いわゆる在日コリアンの人たちに対して「祖国へ帰れ」と言うのはおかしいと思うよ。

なぜか。なるべく簡単に。
関連→『在特会とか「広義の日本人」とか、そこら辺の話。 - 23mmの銃口から飛び出す弾丸は
要するに、今の在日コリアンの人たち、特に1世の人たちはもともと「日本国民」だったわけだ。それを終戦時にいきなり「おまえらはもう日本国民じゃないから」とやっちゃったと。1910年から1945年まで「おまえらは日本国民だからな」と言い聞かせてきて、実際にそのように生活してきた人たちに対して。
35年というと、かなり長い期間だ。その間、日本と朝鮮半島は「一つの国家」ということになっていた。実質は植民地支配だろうし、差別も酷かっただろうとはいえ。一つの国であるからには、当然人は移動する。朝鮮半島出身者が日本の本土で暮らすことは、別に不自然でも何でもない。強制連行だろうが、自分の意思であろうが、本土で生活すること自体をとやかく言われる筋合いは誰にもない。
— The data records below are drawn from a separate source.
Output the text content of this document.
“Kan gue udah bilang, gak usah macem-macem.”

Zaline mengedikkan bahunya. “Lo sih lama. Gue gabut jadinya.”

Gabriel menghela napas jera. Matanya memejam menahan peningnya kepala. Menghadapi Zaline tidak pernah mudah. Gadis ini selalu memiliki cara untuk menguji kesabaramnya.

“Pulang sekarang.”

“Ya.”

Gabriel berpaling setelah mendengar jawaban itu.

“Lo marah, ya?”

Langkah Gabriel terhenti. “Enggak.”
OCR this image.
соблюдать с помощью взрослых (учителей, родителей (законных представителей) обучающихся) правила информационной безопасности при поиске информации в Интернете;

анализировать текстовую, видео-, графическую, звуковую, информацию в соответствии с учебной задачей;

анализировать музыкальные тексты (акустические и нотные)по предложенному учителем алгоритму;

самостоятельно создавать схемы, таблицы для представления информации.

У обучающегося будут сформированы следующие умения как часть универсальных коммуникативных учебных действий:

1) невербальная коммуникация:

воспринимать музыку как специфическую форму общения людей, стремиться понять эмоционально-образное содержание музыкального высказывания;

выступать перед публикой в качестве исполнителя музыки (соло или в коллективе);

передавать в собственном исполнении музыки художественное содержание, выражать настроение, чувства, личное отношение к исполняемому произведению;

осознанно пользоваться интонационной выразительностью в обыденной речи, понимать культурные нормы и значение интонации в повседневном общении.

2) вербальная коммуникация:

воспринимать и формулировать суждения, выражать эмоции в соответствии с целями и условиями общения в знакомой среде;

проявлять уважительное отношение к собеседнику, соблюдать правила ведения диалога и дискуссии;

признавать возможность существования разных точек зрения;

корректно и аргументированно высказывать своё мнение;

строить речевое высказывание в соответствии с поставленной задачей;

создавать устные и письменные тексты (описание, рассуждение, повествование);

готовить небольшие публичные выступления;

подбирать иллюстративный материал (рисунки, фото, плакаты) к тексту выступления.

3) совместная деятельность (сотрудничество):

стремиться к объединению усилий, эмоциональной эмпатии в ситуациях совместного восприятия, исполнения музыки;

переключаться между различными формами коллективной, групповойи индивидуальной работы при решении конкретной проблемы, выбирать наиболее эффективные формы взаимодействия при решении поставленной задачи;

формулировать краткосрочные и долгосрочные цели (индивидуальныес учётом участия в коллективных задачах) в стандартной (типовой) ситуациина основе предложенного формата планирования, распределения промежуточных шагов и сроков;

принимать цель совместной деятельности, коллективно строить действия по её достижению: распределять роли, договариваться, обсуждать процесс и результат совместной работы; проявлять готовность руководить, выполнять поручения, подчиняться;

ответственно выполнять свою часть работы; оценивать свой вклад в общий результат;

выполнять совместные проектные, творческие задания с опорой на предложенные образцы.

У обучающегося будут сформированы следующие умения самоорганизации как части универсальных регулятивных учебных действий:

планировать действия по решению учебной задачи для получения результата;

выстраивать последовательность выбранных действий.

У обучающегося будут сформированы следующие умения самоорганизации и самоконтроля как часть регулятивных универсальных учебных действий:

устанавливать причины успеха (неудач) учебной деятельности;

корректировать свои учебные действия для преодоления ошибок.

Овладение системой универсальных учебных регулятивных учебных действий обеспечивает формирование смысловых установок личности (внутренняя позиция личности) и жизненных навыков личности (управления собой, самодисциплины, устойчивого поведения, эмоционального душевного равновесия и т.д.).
みんな「日本国民」なんだから。
戦後の済州島四・三事件あたりの難を逃れてきた人たちにしても、その時点ではまだ、「あの人たちはもともと日本国民だった」という意識は、多くの人たちに共有されていた感覚だろうし、何よりその当時は講和条約以前で日本はまだ占領下にあった。このときの歴史の流れによっては、朝鮮半島から来た人たちに日本国籍を認める(あるいは選択権を与える)ようなこともありえたかもしれない。そういう微妙な話。
結果としては、日本は国家としてはそういう道を選ばなかったわけだが。まー、沖縄とか台湾とか樺太とか千島とか微妙な話は他にもいくつもあるんだけどね。


で、俺が何を言いたいかというと、在日コリアンの人たちの多くはもともと「日本国民」であった人たちとその子孫なわけだから、彼らが日本にいるのはごく自然なことだし、「祖国へ帰れ」というのはあんまり筋が通らない話ではないかな、と思う。
だからと言って、じゃ、現状のままでいいかというと、そんなことはないわけで。特別永住者という制度も、俺はそんなに変な制度ではないと思うけれど、永久にこれが続いていいとも思わない。どこかで線を引くべき時が来ると思う。


例えば、在日1世の人たちに(今さらではあるけれど)法的に日本国籍があることを確認すれば、血統主義を採用しているこの国の国籍制度においても、その子孫たちもまた日本国籍を有するということになる。現実には、日本と韓国や北朝鮮との二重国籍になってしまうので、どちらかを選択できるようにする。そうなれば、それ以降は特別永住者という制度そのものをなくすことができるかもしれない。(これって、つまり日本という国家による「棄民」を公的に誤りだっと認めるということ。)
あるいは、移民との関連で俺がTwitterでよく言っている「永住者の子孫(のうち日本で生まれた者)には日本国籍を与える」みたいなゆるやかな生地主義に日本が移行し、それを遡って適用できるようにすれば、在日2世以降の世代の人たちは日本国籍を選択できるようにはなる。ま、これはまた別の話ではあるが。


一応断っておくと、俺は「在日コリアンの人たちに日本国籍を与えれば、差別問題は解消できる」と安易に考えているわけではない。もしこれが実現しても差別は依然として残り続けるだろう。でも、歴史に対する一つのけじめとしては検討に値することではないかとは思っている、ということ。
また、在日の人に日本国籍を与えるというと、「同化」を志向しているのではないかと誤解されるかもしれないが、そんなつもりはさらさらない。異質な文化を同じにしようとしても無理だし、それは一番やっちゃいけないこと(日本は何度もそれで失敗してる)。というより、日本も多民族国家であることをきちんと国民全体が受け入れる必要があると思っている。俺は、在日の人たちが韓国にも北朝鮮にも行かず、ずっとこの先も日本に居続けるならば、「韓国系日本人」や「朝鮮系日本人」として生活してほしいと思うし、実態はそういうことなのに、法や制度がそうなっていないことが問題であると感じる。
大雑把な話だけれども、俺はこういう風に考えてますよ、と。